American stage and film actor

Jasper Deeter (July 31, 1893 – May 1972) was an American-born stage and film actor, stage director, and founder of Hedgerow Theatre in Rose Valley, Pennsylvania, one of the first regional repertory theatres in the United States.

== Career ==
Deeter gained prominence in the theatre world in the 1919 production of Eugene O'Neill's Exorcism: A Play in One Act. A close relationship with O'Neill ensued, and Deeter joined the Provincetown Players, which was an experimental theatre group that produced many of O'Neill's one-act and full-length plays in New York City. Deeter appeared in several of O'Neill's plays, including The Hairy Ape and The Emperor Jones. Deeter is credited with convincing the playwright to cast a black actor, Charles Sidney Gilpin, in the lead role of Brutus Jones in The Emperor Jones. The play marked the first time that a major black role in a New York production was not performed by an actor in blackface.

Deeter left New York as frictions between members of the company arose as a result of what many saw as a commercialization of the plays produced by the Provincetown Players. Many of the original members, including Deeter, believed commercial success to be at odds with the Provincetown Players' mission to create experimental works that weren't judged by box office numbers. He travelled to Rose Valley, Pennsylvania, where he became involved with the Rose Valley Arts and Crafts Community.

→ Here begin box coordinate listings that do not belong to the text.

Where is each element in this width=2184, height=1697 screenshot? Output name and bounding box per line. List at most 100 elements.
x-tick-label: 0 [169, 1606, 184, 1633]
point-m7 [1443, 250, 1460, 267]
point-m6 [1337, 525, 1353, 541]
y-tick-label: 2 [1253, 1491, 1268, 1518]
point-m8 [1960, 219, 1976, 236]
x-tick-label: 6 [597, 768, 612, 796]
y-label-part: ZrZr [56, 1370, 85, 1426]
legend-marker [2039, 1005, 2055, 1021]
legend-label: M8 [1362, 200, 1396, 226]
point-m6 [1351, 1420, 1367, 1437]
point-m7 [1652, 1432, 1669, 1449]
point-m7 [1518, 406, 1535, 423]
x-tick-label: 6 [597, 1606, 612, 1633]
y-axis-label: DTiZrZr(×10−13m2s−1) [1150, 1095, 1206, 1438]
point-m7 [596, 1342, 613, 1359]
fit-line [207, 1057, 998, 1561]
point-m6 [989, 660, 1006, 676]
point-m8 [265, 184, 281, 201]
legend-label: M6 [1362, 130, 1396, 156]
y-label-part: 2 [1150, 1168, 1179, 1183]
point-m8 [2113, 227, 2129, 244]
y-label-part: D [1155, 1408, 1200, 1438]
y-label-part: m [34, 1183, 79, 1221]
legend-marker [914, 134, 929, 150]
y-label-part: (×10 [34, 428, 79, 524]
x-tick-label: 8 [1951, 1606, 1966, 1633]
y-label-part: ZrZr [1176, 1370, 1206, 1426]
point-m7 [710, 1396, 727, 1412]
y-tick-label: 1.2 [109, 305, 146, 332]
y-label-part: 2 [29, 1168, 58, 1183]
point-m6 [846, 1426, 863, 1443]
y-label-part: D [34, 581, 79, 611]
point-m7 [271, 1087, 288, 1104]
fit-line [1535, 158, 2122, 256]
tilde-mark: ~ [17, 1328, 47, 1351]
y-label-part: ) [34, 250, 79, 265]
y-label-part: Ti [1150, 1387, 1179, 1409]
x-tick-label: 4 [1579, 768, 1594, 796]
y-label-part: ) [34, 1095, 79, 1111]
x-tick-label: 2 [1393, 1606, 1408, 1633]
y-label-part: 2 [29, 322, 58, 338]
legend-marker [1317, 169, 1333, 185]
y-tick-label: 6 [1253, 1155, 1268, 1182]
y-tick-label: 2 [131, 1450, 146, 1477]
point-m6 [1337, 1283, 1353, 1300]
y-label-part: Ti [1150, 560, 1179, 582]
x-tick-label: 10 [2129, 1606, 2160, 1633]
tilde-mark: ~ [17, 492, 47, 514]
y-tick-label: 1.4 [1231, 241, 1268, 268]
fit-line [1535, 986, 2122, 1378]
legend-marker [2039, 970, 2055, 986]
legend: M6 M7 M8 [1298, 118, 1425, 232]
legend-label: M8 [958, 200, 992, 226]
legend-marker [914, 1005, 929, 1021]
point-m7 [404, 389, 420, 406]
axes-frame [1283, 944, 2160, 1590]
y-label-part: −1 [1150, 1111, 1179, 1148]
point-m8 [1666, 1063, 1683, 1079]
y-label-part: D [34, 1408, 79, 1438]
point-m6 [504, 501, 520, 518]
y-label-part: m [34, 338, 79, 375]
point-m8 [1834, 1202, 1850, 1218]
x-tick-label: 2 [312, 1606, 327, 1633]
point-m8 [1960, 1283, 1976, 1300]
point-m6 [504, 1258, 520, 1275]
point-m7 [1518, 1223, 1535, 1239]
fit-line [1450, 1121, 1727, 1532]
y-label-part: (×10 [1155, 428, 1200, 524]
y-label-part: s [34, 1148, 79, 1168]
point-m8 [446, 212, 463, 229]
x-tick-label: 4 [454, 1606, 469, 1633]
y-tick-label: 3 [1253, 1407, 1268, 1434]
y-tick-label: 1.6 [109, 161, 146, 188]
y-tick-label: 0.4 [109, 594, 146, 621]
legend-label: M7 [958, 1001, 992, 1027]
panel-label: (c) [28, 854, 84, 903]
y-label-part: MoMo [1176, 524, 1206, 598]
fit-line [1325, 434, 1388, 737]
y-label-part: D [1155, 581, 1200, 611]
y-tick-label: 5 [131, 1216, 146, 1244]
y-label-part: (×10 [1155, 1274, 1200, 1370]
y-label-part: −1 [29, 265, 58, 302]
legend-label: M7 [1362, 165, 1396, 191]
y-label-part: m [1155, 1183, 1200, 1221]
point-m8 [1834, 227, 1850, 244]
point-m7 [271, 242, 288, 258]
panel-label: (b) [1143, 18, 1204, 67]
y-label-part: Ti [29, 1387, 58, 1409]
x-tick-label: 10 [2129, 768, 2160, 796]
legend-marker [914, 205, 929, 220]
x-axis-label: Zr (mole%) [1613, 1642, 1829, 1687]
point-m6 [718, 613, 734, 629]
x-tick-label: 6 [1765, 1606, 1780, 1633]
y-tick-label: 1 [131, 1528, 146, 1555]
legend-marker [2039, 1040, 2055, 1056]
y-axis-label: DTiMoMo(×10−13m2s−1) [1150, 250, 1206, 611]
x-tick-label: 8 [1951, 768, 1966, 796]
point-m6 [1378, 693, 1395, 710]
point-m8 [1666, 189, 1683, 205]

It was here that Deeter found artisans and craftsmen such as Wharton Esherick, Elenore Plaisted Abbott, and others who built theatre set pieces, provided scenic artwork, and designed costumes. He also attracted the talents of actors such as Ann Harding, Eva LaGallienne, and Phil Price Jr. Throughout its heyday from the late 1920s to the 1950s, Hedgerow Theatre presented plays by the leading playwrights of the time, including O'Neill, George Bernard Shaw, and Langston Hughes.

In 1958, Deeter appeared in the role of the Civic Defense Volunteer in the cult classic The Blob, and in 1959, he had a leading part in the sci-fi thriller 4D Man. In his later years, he remained active with the theatre and died in Media, PA in 1972 at the age of 78.